CONSTRUCTION, services and property group Kier unveiled a “solid” set of results for the six months to December 31, today.
The group, which operates a regional office in Speke’s Estuary Commerce Park, said revenues fell from £1.04bn to £976m and underlying pre-tax profits of £27m compared with £34m.
Group cash of £105m is down from £159m in June last year, but the business says its order book remains healthy for constructikon at £2.1bn, against £2.2bn in 2011; flat at £2.1bn for services; and £1.3bn in the property division, against £700m a year ago.
Chief executive Paul Sheffield said: “I am pleased to report a solid set of results for Kier, which demonstrate the strength and resilience of the group in what remains a difficult market.
“Our three divisions create a well-balanced business model, which coupled with our strong balance sheet, will continue to underpin our future performance.”
He added: “As we are exposed to today’s difficult environment, particularly in UK building, we are taking steps to restructure the business to reflect the scale of future opportunities.

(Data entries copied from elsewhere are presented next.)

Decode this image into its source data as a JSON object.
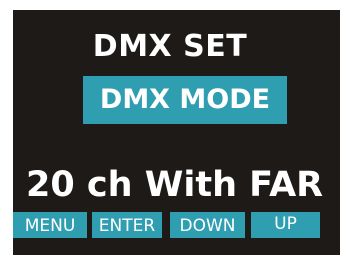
{
  "screen": {
    "title": "DMX SET",
    "selected_item": "DMX MODE",
    "value": "20 ch With FAR"
  },
  "softkeys": {
    "menu": "MENU",
    "enter": "ENTER",
    "down": "DOWN",
    "up": "UP"
  },
  "colors": {
    "background": "#1e1a17",
    "accent": "#2e9eb0",
    "text": "#ffffff"
  }
}
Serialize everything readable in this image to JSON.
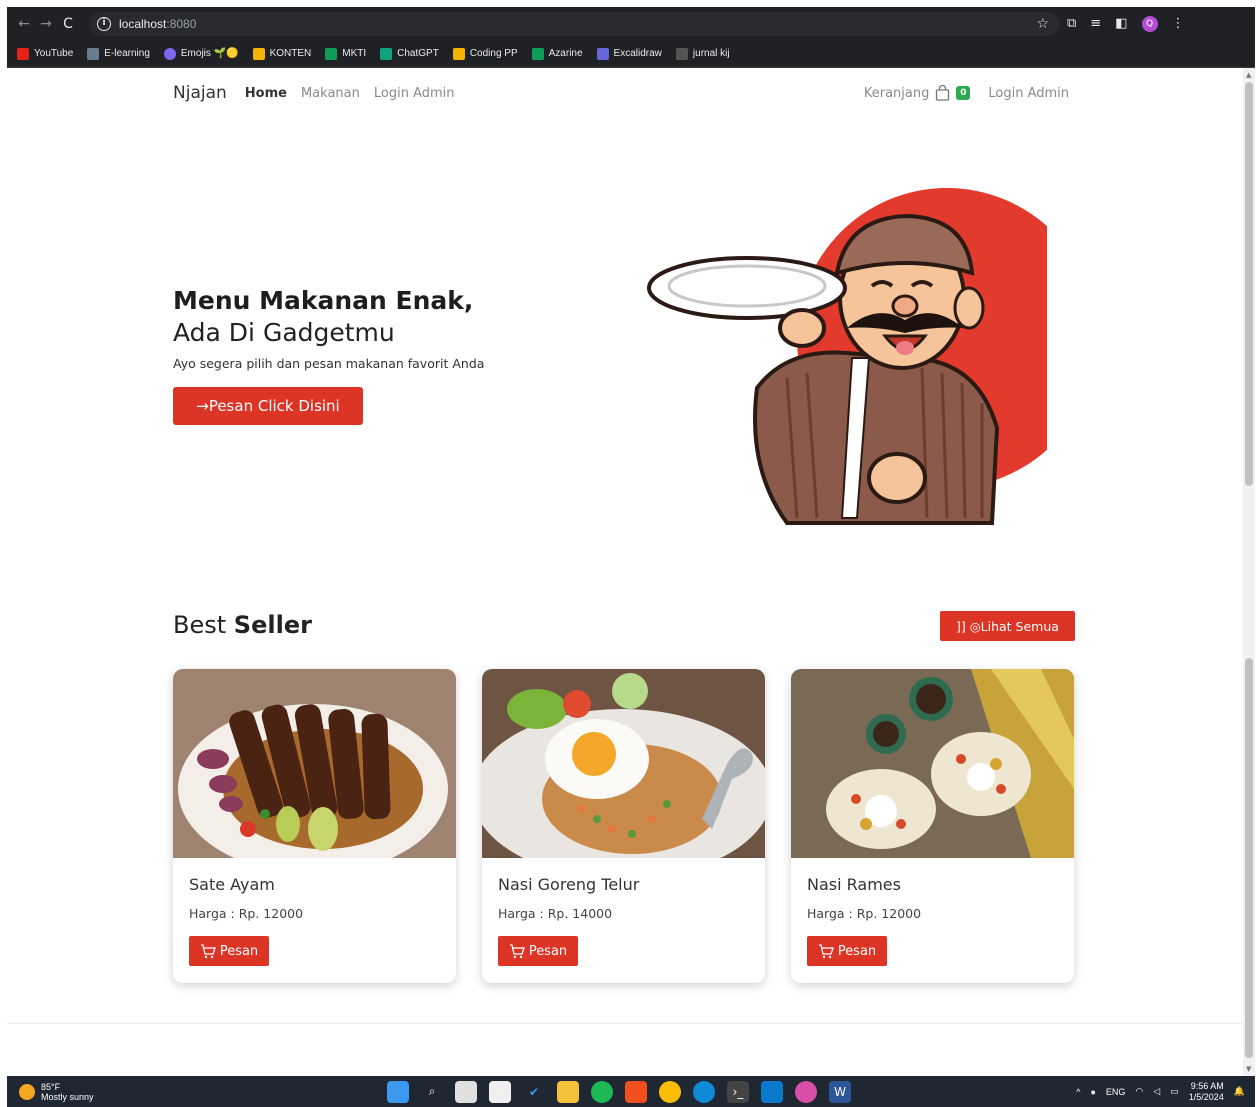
{
  "browser": {
    "url_host": "localhost",
    "url_port": ":8080",
    "bookmarks": [
      {
        "label": "YouTube",
        "color": "#e62117"
      },
      {
        "label": "E-learning",
        "color": "#6a7b8c"
      },
      {
        "label": "Emojis 🌱🟡",
        "color": "#7b68ee"
      },
      {
        "label": "KONTEN",
        "color": "#f4b400"
      },
      {
        "label": "MKTI",
        "color": "#0f9d58"
      },
      {
        "label": "ChatGPT",
        "color": "#10a37f"
      },
      {
        "label": "Coding PP",
        "color": "#f4b400"
      },
      {
        "label": "Azarine",
        "color": "#0f9d58"
      },
      {
        "label": "Excalidraw",
        "color": "#6965db"
      },
      {
        "label": "jurnal kij",
        "color": "#555555"
      }
    ],
    "profile_initial": "Q"
  },
  "nav": {
    "brand": "Njajan",
    "links": [
      "Home",
      "Makanan",
      "Login Admin"
    ],
    "cart_label": "Keranjang",
    "cart_count": "0",
    "login": "Login Admin"
  },
  "hero": {
    "title_bold": "Menu Makanan Enak,",
    "title_light": "Ada Di Gadgetmu",
    "subtitle": "Ayo segera pilih dan pesan makanan favorit Anda",
    "button": "→Pesan Click Disini"
  },
  "bestseller": {
    "title_light": "Best",
    "title_bold": "Seller",
    "see_all": "]] ◎Lihat Semua",
    "items": [
      {
        "name": "Sate Ayam",
        "price": "Harga : Rp. 12000",
        "button": "Pesan"
      },
      {
        "name": "Nasi Goreng Telur",
        "price": "Harga : Rp. 14000",
        "button": "Pesan"
      },
      {
        "name": "Nasi Rames",
        "price": "Harga : Rp. 12000",
        "button": "Pesan"
      }
    ]
  },
  "taskbar": {
    "temp": "85°F",
    "weather": "Mostly sunny",
    "lang": "ENG",
    "time": "9:56 AM",
    "date": "1/5/2024"
  },
  "colors": {
    "accent": "#dc3526",
    "badge": "#2fa84f"
  }
}
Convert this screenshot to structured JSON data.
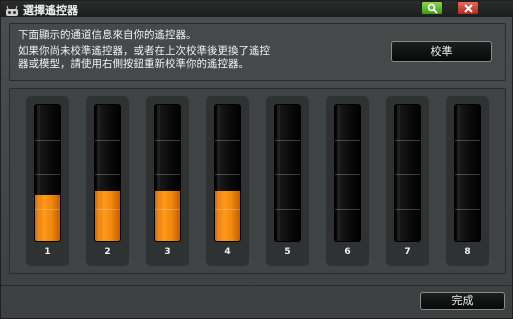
{
  "window": {
    "title": "選擇遙控器",
    "title_icon": "controller-icon",
    "help_icon": "magnifier-icon",
    "close_icon": "close-icon"
  },
  "info": {
    "line1": "下面顯示的通道信息來自你的遙控器。",
    "line2": "如果你尚未校準遙控器，或者在上次校準後更換了遙控",
    "line3": "器或模型，請使用右側按鈕重新校準你的遙控器。",
    "calibrate_label": "校準"
  },
  "channels": [
    {
      "label": "1",
      "level": 0.33
    },
    {
      "label": "2",
      "level": 0.36
    },
    {
      "label": "3",
      "level": 0.36
    },
    {
      "label": "4",
      "level": 0.36
    },
    {
      "label": "5",
      "level": 0
    },
    {
      "label": "6",
      "level": 0
    },
    {
      "label": "7",
      "level": 0
    },
    {
      "label": "8",
      "level": 0
    }
  ],
  "footer": {
    "done_label": "完成"
  },
  "colors": {
    "accent": "#f08a10",
    "help": "#5fb52a",
    "close": "#d04030"
  }
}
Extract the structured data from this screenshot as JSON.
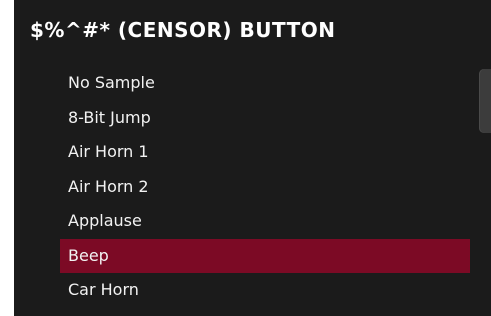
{
  "panel": {
    "title": "$%^#* (CENSOR) BUTTON"
  },
  "sound_list": {
    "items": [
      {
        "label": "No Sample",
        "selected": false
      },
      {
        "label": "8-Bit Jump",
        "selected": false
      },
      {
        "label": "Air Horn 1",
        "selected": false
      },
      {
        "label": "Air Horn 2",
        "selected": false
      },
      {
        "label": "Applause",
        "selected": false
      },
      {
        "label": "Beep",
        "selected": true
      },
      {
        "label": "Car Horn",
        "selected": false
      }
    ],
    "selected_color": "#7c0a25"
  }
}
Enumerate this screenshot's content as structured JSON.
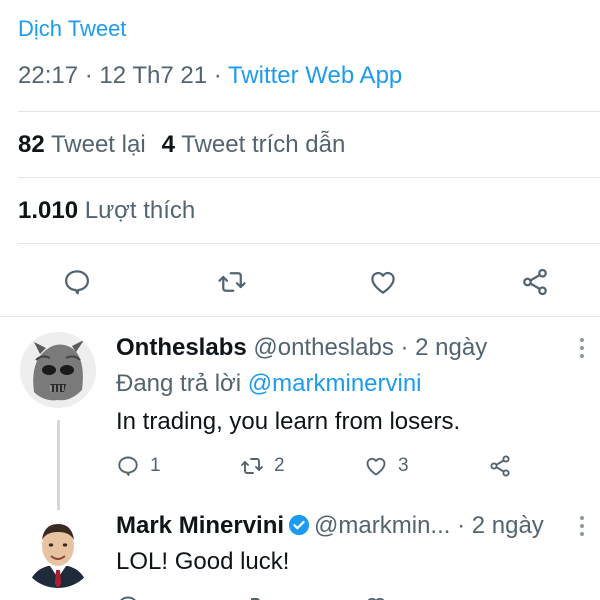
{
  "tweet_detail": {
    "translate_label": "Dịch Tweet",
    "time": "22:17",
    "sep1": " · ",
    "date": "12 Th7 21",
    "sep2": " · ",
    "source_app": "Twitter Web App",
    "retweets_count": "82",
    "retweets_label": "Tweet lại",
    "quotes_count": "4",
    "quotes_label": "Tweet trích dẫn",
    "likes_count": "1.010",
    "likes_label": "Lượt thích"
  },
  "action_icons": [
    "reply-icon",
    "retweet-icon",
    "like-icon",
    "share-icon"
  ],
  "replies": [
    {
      "name": "Ontheslabs",
      "handle": "@ontheslabs",
      "sep": " · ",
      "age": "2 ngày",
      "reply_prefix": "Đang trả lời",
      "reply_to": "@markminervini",
      "text": "In trading, you learn from losers.",
      "reply_count": "1",
      "retweet_count": "2",
      "like_count": "3"
    },
    {
      "name": "Mark Minervini",
      "verified": true,
      "handle": "@markmin...",
      "sep": " · ",
      "age": "2 ngày",
      "text": "LOL! Good luck!"
    }
  ],
  "colors": {
    "accent": "#1d9bf0",
    "secondary_text": "#536471",
    "divider": "#e1e4e8"
  }
}
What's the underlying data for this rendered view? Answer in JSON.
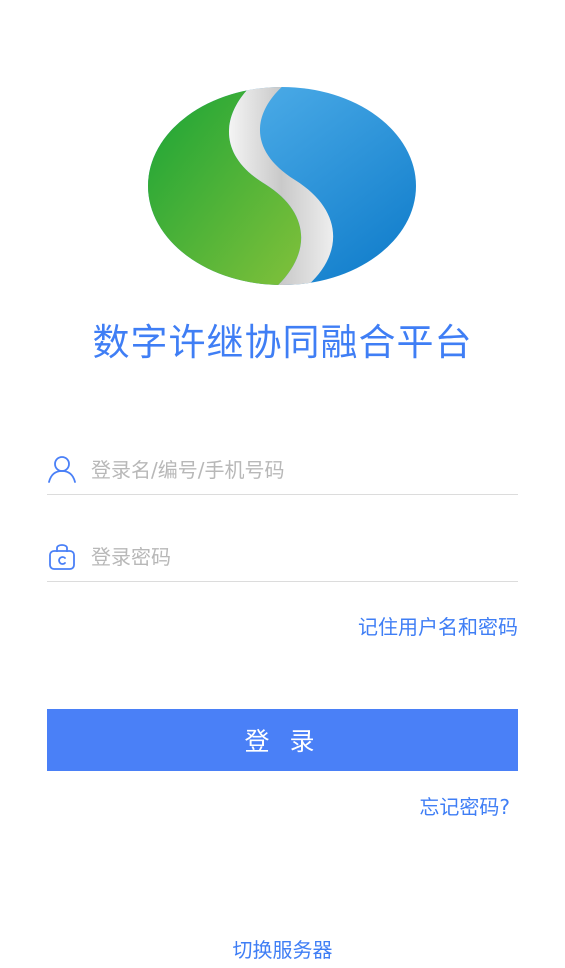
{
  "app": {
    "title": "数字许继协同融合平台",
    "accent_color": "#4a80f7"
  },
  "logo": {
    "icon": "s-logo-icon",
    "colors": {
      "left": "#3fae3c",
      "right": "#1b8fd8",
      "band": "#d8d8d8"
    }
  },
  "login_form": {
    "username": {
      "icon": "user-icon",
      "value": "",
      "placeholder": "登录名/编号/手机号码"
    },
    "password": {
      "icon": "lock-icon",
      "value": "",
      "placeholder": "登录密码"
    },
    "remember_label": "记住用户名和密码",
    "login_label": "登 录",
    "forgot_label": "忘记密码?"
  },
  "footer": {
    "switch_server_label": "切换服务器"
  }
}
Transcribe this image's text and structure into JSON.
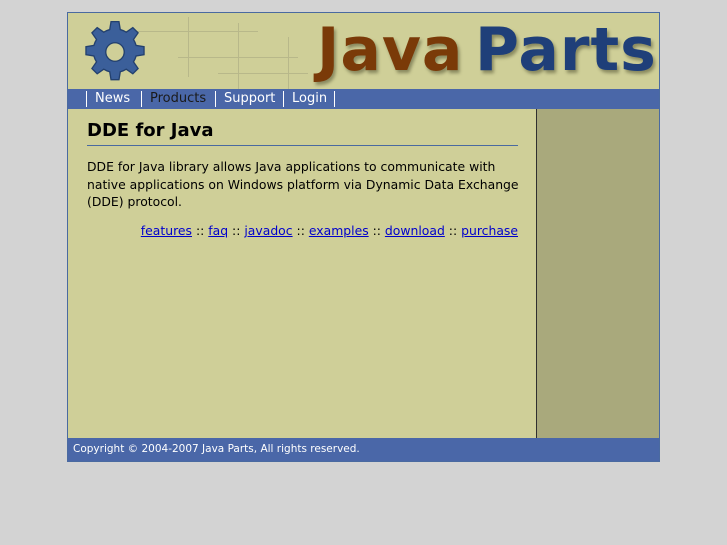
{
  "logo": {
    "word1": "Java",
    "word2": "Parts",
    "icon": "gear-icon",
    "colors": {
      "java": "#7a3a08",
      "parts": "#1f3f79",
      "gear": "#3b5f9a"
    }
  },
  "nav": {
    "items": [
      {
        "label": "News",
        "active": false
      },
      {
        "label": "Products",
        "active": true
      },
      {
        "label": "Support",
        "active": false
      },
      {
        "label": "Login",
        "active": false
      }
    ]
  },
  "main": {
    "title": "DDE for Java",
    "description": "DDE for Java library allows Java applications to communicate with native applications on Windows platform via Dynamic Data Exchange (DDE) protocol.",
    "links": [
      "features",
      "faq",
      "javadoc",
      "examples",
      "download",
      "purchase"
    ],
    "separator": "::"
  },
  "footer": {
    "copyright": "Copyright © 2004-2007 Java Parts, All rights reserved."
  },
  "colors": {
    "page_bg": "#d3d3d3",
    "content_bg": "#cfcf98",
    "sidebar_bg": "#a9a97c",
    "bar_blue": "#4a67a8",
    "link": "#0000cc"
  }
}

This restructuring will continue through the second half of the financial year.”
Andy Brown, an analyst with stockbroker Panmure Gordon, said: “While pre-tax profit has declined 21% Kier has delivered a performance in-line with expectations in what remain tough markets.
“The balance is robust, orders steady, revenue visibility high while a cost focus being maintained.”
He recommends ‘hold’ for the company’s shares.